I'm trying to nut out all _grokparsefailure's on my logstash box.
Seems the only two culprits are NGINX logs which trip up my NGINXACCESS pattern:
%{IPORHOST:clientip} %{NGUSER:ident} %{NGUSER:auth} \[%{HTTPDATE:timestamp}\] "%{WORD:verb} %{URIPATHPARAM:request} HTTP/%{NUMBER:httpversion}" %{NUMBER:response} (?:%{NUMBER:bytes}|-) (?:"(?:%{URI:referrer}|-)"|%{QS:referrer}) %{QS:agent}
the following are two examples of message results that get tagged as grok fails.
172.31.0.2 - - [30/Jul/2015:15:10:49 +1000] "GET /web-app/[EXPAND] HTTP/1.1" 404 6432 "-" "Amazon CloudFront" "web-app.mydomain.com" "127.0.0.1"

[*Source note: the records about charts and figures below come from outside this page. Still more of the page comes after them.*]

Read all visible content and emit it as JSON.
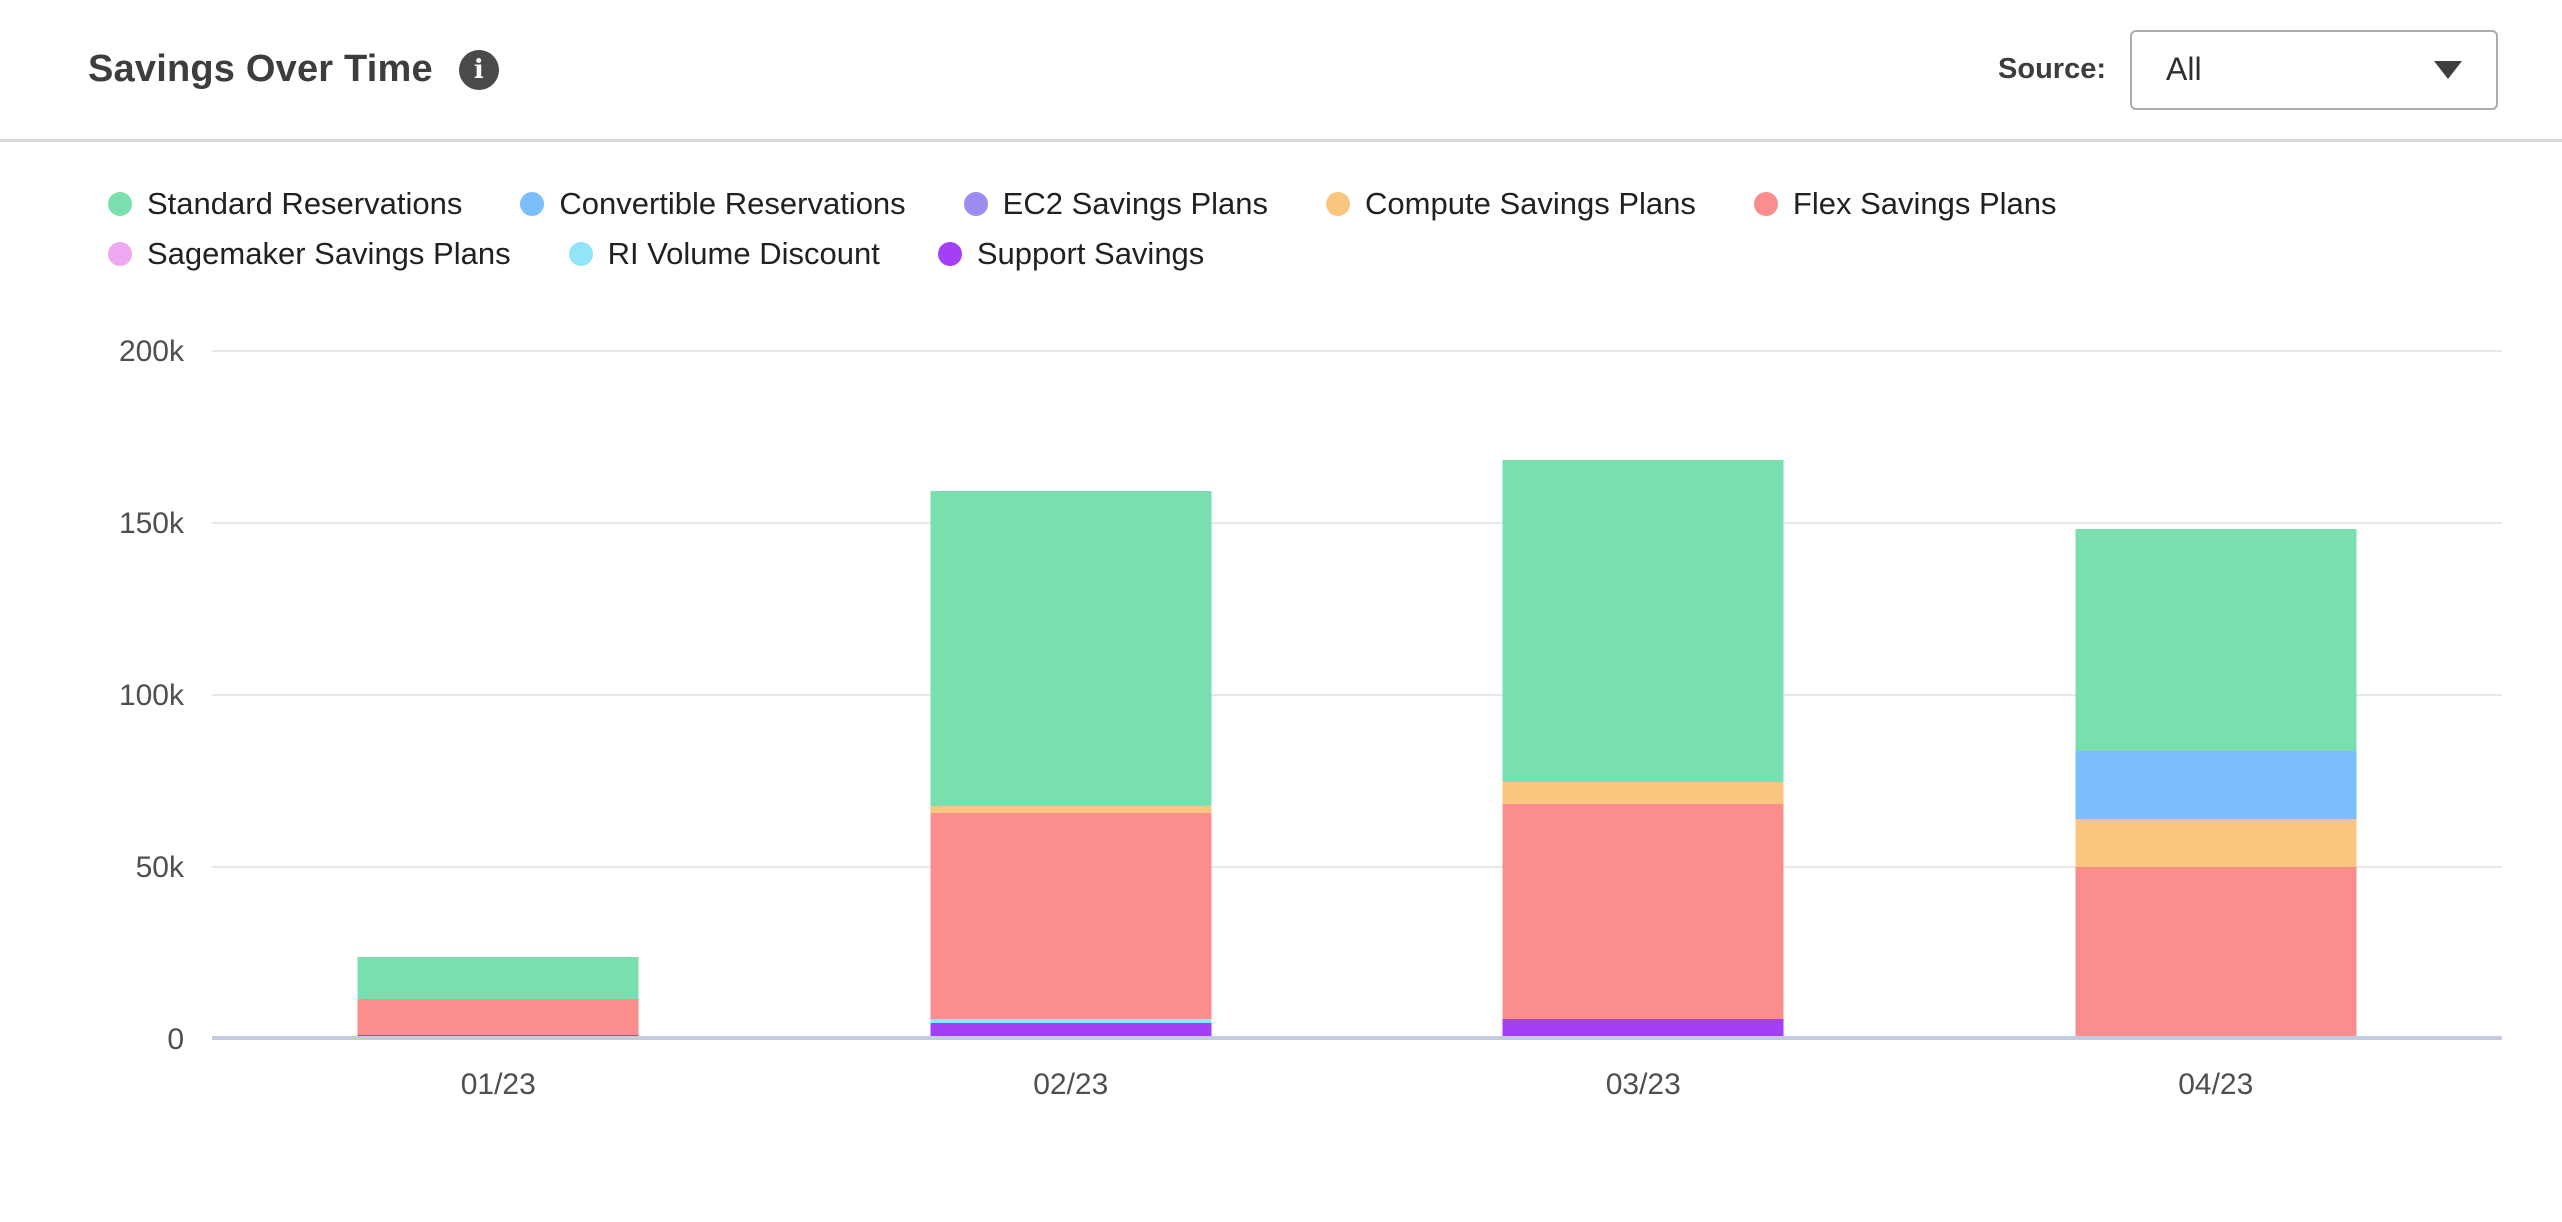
{
  "header": {
    "title": "Savings Over Time",
    "info_icon_glyph": "i",
    "source_label": "Source:",
    "source_value": "All"
  },
  "legend": {
    "rows": [
      [
        "Standard Reservations",
        "Convertible Reservations",
        "EC2 Savings Plans",
        "Compute Savings Plans",
        "Flex Savings Plans"
      ],
      [
        "Sagemaker Savings Plans",
        "RI Volume Discount",
        "Support Savings"
      ]
    ]
  },
  "chart_data": {
    "type": "bar",
    "stacked": true,
    "title": "Savings Over Time",
    "xlabel": "",
    "ylabel": "",
    "grid": true,
    "legend_position": "top",
    "ylim": [
      0,
      200000
    ],
    "yticks": [
      {
        "label": "0",
        "value": 0
      },
      {
        "label": "50k",
        "value": 50000
      },
      {
        "label": "100k",
        "value": 100000
      },
      {
        "label": "150k",
        "value": 150000
      },
      {
        "label": "200k",
        "value": 200000
      }
    ],
    "categories": [
      "01/23",
      "02/23",
      "03/23",
      "04/23"
    ],
    "series": [
      {
        "name": "Standard Reservations",
        "color": "#79DFAF",
        "values": [
          12300,
          91500,
          93500,
          64800
        ]
      },
      {
        "name": "Convertible Reservations",
        "color": "#7CBDFB",
        "values": [
          0,
          0,
          0,
          19500
        ]
      },
      {
        "name": "EC2 Savings Plans",
        "color": "#9B8CF0",
        "values": [
          0,
          0,
          0,
          0
        ]
      },
      {
        "name": "Compute Savings Plans",
        "color": "#F8C67E",
        "values": [
          0,
          2000,
          6500,
          14000
        ]
      },
      {
        "name": "Flex Savings Plans",
        "color": "#FC8D8D",
        "values": [
          10300,
          59900,
          62500,
          49800
        ]
      },
      {
        "name": "Sagemaker Savings Plans",
        "color": "#F0A9F0",
        "values": [
          0,
          0,
          0,
          0
        ]
      },
      {
        "name": "RI Volume Discount",
        "color": "#92E4F7",
        "values": [
          0,
          1100,
          0,
          0
        ]
      },
      {
        "name": "Support Savings",
        "color": "#A33FF6",
        "values": [
          1000,
          4500,
          5500,
          0
        ]
      }
    ],
    "stack_order_bottom_to_top": [
      "Support Savings",
      "RI Volume Discount",
      "Flex Savings Plans",
      "Compute Savings Plans",
      "Convertible Reservations",
      "EC2 Savings Plans",
      "Sagemaker Savings Plans",
      "Standard Reservations"
    ],
    "axis_colors": {
      "gridline": "#e8e8e8",
      "zero_line": "#c3cae2",
      "tick_text": "#4f4f4f"
    }
  }
}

172.31.0.2 - - [30/Jul/2015:14:13:52 +1000] "GET /web-app/show?wid=5540cfbc3asdf034ct=&domain=apptest.mydomain.com&ttl=\x5C%2230\x5C%22&filter_id=14026&unique_id=1 HTTP/1.1" 200 11400 "http://apptest.mydomain.com/"; "Amazon CloudFront" "apptest.mydomain.com" "127.0.0.1"
going through the grok debugger, the fail relates to %{URIPATHPARAM:request} hitting the brackets for [EXPAND] in the first example and the backslashes for the \x5C%2230\x5C%22 in the second. ie. if i remove [, ], or \ from the inputs then grok matches fine.
I can't seem to workout how to get the URIPATHPARAM grok filter to deal with those examples of brackets and backslash. Any ideas?